Another major finding was that the minor allele (G) of rs17415557 had a significant protective effect on cognitive decline over time. AD is a chronic progressive disorder showing substantial individual variation in the time-course of cognitive decline [21], making it crucial to predict the clinical trajectory [22]. rs17415557 appears to contribute to this clinical course variability. Notably, the protective effect of the G allele on cognitive decline is most prominent among females. It is not unusual for a SNP to have a differential effect between sexes. The APOE ε4 allele is also differentially associated with cognitive decline in males and females, particularly having a more significant impact on females [23].

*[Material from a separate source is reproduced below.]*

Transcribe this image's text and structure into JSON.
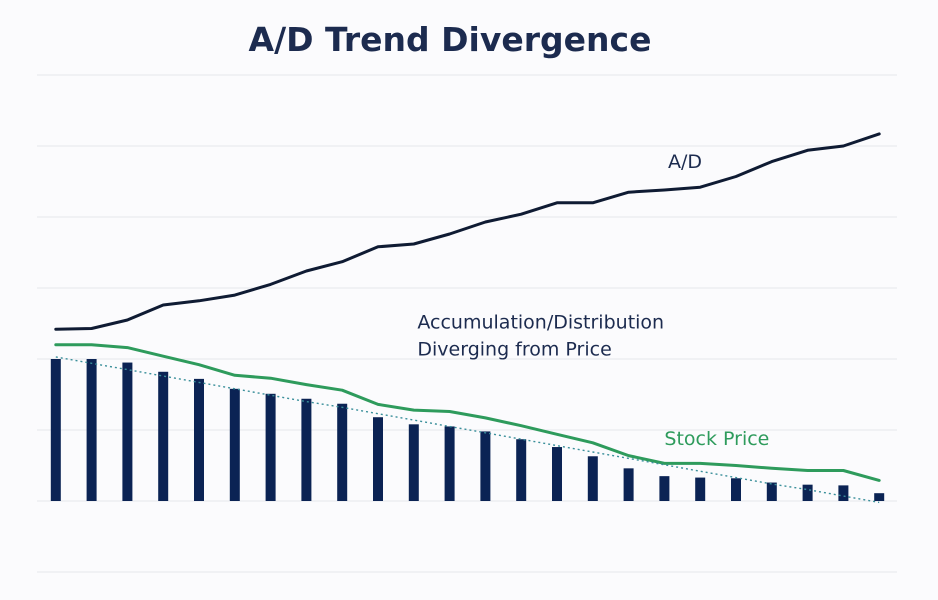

BMI1 rs72814833, which is a 697 base pair upstream (5′) variant of BMI1 and highly correlated with rs17415557, is also significantly associated with CSF Aβ1-42 levels and rates of cognitive decline. BMI1 rs72814833 is known to bind with Egr1 protein as determined by the HaploReg v4.1 online tool (https://pubs.broadinstitute.org/mammals/haploreg/haploreg.php) (Supplementary Table 2). Egr1 is a member of a zinc-finger transcription factor family, and a previous mouse model study showed that Egr1 −/− hematopoietic stem cells exhibited significantly elevated levels of BMI1 expression [24]. Although speculative, polymorphisms in the protein binding site might have influenced the action of Egr1, which could have contributed to our results. Our analysis for 3D chromatin interactions near BMI1 rs17415557 showed that several distant genes, including ARMC3, DNAJC1, and SKIDA1, also interacted with regions near rs17415557 at 3D chromatin, and their expression might also be regulated by rs17415557.

Limitations

A few limitations of this study should be noted. First, replication studies with independent larger samples are needed to confirm the association of BMI1 with CSF Aβ1-42 levels. Second, the mechanism by which the identified SNPs in BMI1 affect the BMI1 gene and hence Aβ level is unknown. Besides the protein-binding properties of the identified SNPs found on a public database, further functional studies are needed to determine the specific biochemical mechanism. Third, for cognitive performance, ADAS-cog13 was used in ADNI, whereas a different global composite measure of cognitive function was used in ROS/MAP. Nevertheless, it is noteworthy that this is the first study to show that rs17415557 and rs72814833, genetic variants located in the upstream region of the BMI1 gene, may play a protective role against AD.

Conclusion

In conclusion, the findings of our study from two independent well-characterized cohorts provide fundamental evidence that BMI1 and SNPs (rs17415557 and rs72814833) in BMI1 are associated with CSF Aβ1-42, a hallmark biomarker of AD, and cognitive decline rates. These findings support results of previous studies linking BMI1 to protection against AD [4, 5, 8]. Further studies, including animal models, are needed to investigate the molecular mechanisms underlying our findings.